Patiënten die na een hartinfarct of een hartoperatie moeten revalideren, krijgen betere zorg als hun behandelteam gebruik maakt van elektronische beslissingsondersteuning. Dat blijkt uit onderzoek van de AMC-afdeling Klinische Informatiekunde dat online is gepubliceerd in British Medical Journal.
Gebaseerd op richtlijn hartrevalidatie
De afdeling ontwikkelde samen met de Nederlandse Hartstichting en de Nederlandse Vereniging voor Cardiologie (NVVC) het computerprogramma CARDSS. Het programma geeft een op maat gesneden behandeladvies dat is gebaseerd op de richtlijn voor hartrevalidatie. Hierin staan adviezen voor het voorschrijven van bewegingstraining, leefstijlveranderingen, ontspanningstherapie en het geven van voorlichting aan patiënten die een hartaanval hebben gehad, of een open hartoperatie hebben ondergaan. In CARDSS voeren behandelaars alle gegevens over een hartpatiënt in, waarna de computer aangeeft wat volgens de richtlijn de beste behandeling is.
Therapiebeslissingen
Het AMC testte het systeem in 31 ziekenhuizen.
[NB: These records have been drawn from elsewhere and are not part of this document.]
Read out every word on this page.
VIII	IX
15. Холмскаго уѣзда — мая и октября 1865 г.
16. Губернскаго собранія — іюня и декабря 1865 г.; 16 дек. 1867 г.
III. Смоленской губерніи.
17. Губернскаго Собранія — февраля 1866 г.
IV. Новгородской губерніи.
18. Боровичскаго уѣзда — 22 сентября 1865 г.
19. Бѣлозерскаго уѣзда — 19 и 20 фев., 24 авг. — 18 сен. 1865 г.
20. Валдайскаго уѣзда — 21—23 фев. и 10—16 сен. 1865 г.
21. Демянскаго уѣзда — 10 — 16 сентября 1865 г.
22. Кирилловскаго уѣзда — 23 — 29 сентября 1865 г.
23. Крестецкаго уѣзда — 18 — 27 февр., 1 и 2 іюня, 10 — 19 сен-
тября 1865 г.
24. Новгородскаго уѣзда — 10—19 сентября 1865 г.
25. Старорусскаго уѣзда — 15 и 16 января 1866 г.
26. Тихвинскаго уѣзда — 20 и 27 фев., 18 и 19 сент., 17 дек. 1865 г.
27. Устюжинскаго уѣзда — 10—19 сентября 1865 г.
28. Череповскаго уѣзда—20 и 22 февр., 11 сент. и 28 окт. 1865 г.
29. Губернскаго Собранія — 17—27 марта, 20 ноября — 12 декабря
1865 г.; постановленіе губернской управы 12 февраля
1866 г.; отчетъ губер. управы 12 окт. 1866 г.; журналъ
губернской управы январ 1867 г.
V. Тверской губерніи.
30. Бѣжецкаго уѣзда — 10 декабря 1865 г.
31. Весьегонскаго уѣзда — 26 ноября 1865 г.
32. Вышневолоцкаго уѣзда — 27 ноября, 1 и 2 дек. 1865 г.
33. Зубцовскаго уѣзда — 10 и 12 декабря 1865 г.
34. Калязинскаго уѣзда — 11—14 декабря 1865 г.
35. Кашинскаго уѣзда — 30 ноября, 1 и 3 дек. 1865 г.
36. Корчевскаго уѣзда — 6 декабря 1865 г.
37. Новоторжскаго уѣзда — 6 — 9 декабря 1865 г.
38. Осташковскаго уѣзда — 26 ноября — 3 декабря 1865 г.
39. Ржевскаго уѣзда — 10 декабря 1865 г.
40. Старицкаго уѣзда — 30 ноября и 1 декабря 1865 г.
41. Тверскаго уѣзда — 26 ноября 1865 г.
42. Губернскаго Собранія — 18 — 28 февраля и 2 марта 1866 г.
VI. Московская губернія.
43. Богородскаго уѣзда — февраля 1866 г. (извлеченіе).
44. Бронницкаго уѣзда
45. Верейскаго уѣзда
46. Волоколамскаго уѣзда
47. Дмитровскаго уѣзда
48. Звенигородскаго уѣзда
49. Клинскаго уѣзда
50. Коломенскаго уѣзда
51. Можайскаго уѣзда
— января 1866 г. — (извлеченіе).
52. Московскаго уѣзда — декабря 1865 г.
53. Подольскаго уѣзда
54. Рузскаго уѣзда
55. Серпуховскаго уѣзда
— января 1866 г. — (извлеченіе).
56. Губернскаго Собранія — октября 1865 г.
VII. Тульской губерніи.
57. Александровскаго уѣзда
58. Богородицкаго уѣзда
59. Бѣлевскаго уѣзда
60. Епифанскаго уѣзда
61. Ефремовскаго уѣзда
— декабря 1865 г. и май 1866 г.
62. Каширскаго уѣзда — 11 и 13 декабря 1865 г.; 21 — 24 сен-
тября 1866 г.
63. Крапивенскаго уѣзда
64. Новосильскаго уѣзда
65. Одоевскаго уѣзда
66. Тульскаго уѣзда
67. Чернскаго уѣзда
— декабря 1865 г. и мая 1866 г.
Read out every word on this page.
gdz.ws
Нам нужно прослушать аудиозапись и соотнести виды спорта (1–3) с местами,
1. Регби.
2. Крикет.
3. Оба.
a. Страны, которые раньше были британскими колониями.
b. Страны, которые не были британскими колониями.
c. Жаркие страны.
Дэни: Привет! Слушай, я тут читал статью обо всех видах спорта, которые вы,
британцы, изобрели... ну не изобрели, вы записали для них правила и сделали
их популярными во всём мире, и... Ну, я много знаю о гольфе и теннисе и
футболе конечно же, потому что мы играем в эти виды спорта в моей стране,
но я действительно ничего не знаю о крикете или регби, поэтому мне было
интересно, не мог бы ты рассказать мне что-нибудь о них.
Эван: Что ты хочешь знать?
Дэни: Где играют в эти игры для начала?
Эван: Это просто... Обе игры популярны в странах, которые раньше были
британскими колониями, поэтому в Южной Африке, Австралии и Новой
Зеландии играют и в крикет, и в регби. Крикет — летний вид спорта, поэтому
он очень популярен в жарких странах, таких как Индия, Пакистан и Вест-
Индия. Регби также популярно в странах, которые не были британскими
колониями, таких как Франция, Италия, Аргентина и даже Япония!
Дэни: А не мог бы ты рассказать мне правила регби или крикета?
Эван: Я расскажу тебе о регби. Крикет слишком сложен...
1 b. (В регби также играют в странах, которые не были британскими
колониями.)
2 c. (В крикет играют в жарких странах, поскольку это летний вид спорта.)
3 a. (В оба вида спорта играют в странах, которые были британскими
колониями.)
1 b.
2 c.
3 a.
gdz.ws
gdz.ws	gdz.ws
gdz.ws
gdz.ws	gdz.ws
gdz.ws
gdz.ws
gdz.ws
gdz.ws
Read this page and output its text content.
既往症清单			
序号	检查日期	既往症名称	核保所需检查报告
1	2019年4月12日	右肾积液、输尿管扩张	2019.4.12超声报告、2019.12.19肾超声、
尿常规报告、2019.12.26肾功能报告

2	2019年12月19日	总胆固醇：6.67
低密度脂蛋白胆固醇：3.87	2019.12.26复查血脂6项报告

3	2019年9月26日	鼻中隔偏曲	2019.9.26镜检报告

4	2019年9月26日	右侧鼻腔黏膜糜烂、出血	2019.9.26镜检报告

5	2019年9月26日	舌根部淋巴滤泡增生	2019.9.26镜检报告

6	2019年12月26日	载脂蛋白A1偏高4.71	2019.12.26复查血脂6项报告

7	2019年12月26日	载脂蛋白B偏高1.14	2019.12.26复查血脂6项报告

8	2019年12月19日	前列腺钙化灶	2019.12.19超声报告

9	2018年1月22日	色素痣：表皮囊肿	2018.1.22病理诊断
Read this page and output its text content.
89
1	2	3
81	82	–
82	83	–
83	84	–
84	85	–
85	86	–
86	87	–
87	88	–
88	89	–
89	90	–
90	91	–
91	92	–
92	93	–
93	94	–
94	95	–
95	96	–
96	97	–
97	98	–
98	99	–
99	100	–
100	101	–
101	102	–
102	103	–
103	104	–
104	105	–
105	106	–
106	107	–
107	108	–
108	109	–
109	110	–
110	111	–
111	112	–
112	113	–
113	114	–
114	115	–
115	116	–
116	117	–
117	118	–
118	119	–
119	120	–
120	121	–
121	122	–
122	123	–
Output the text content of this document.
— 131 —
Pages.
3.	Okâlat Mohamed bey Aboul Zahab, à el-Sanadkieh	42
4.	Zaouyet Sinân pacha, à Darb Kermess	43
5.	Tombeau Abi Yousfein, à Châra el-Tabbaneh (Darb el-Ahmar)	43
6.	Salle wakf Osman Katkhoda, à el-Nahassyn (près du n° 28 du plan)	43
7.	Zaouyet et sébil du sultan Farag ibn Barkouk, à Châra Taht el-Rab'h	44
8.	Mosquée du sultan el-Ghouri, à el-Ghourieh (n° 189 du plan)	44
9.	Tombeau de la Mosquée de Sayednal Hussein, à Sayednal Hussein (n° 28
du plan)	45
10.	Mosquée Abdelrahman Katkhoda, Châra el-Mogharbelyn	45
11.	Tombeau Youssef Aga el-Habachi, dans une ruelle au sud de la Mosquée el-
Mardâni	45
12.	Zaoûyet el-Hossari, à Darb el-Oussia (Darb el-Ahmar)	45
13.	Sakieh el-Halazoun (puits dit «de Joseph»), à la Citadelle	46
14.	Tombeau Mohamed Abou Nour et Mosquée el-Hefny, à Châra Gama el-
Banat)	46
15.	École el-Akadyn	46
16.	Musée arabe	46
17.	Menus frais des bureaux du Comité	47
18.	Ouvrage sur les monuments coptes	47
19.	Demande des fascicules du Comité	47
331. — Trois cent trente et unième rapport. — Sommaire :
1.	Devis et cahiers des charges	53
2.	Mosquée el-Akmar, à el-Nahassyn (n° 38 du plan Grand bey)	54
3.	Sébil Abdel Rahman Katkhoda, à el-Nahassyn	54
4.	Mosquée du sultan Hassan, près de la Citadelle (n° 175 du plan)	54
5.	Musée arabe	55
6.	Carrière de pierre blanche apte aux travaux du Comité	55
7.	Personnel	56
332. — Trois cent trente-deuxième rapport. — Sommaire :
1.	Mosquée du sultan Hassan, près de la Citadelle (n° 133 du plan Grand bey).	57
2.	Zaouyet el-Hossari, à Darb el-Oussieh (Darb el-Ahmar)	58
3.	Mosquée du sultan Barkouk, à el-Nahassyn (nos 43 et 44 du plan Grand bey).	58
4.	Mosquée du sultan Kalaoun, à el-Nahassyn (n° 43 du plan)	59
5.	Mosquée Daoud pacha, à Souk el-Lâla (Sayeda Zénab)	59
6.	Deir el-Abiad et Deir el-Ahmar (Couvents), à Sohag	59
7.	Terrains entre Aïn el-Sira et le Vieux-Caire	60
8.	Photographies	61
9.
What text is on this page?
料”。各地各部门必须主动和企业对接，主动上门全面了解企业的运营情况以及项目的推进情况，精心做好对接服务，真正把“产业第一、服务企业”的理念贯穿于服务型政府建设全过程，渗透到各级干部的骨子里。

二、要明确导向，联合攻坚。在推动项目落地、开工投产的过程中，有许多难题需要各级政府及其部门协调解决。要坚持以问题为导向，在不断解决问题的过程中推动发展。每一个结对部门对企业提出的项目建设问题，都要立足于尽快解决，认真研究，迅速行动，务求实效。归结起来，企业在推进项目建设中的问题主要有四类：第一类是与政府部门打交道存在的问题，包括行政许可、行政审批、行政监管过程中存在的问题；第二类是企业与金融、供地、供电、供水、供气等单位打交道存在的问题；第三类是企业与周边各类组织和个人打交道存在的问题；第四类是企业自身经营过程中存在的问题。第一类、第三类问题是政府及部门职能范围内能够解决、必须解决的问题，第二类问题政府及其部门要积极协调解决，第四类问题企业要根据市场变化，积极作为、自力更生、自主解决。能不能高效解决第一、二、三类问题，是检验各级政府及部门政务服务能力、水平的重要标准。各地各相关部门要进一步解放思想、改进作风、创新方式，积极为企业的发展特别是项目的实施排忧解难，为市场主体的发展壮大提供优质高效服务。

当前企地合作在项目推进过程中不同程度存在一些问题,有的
De helft van de hartrevalidatieteams kreeg de volledige programmatuur; de overige teams voerden wel alle patiëntgegevens in, maar moesten het stellen zonder computeradvies. De teams die een advies van de computer kregen, volgden de richtlijn beter dan teams die dit niet kregen. Zo was met gebruik van CARDSS 93 procent van de therapiebeslissingen over beweging conform de richtlijn. Zonder het computeradvies was dat 85 procent. Dat gold zowel voor over- al onderbehandeling.
EPD
Met de invoering van het elektronische patiëntendossier zullen de mogelijkheden voor het gebruik van dergelijke systemen toenemen, menen de onderzoekers.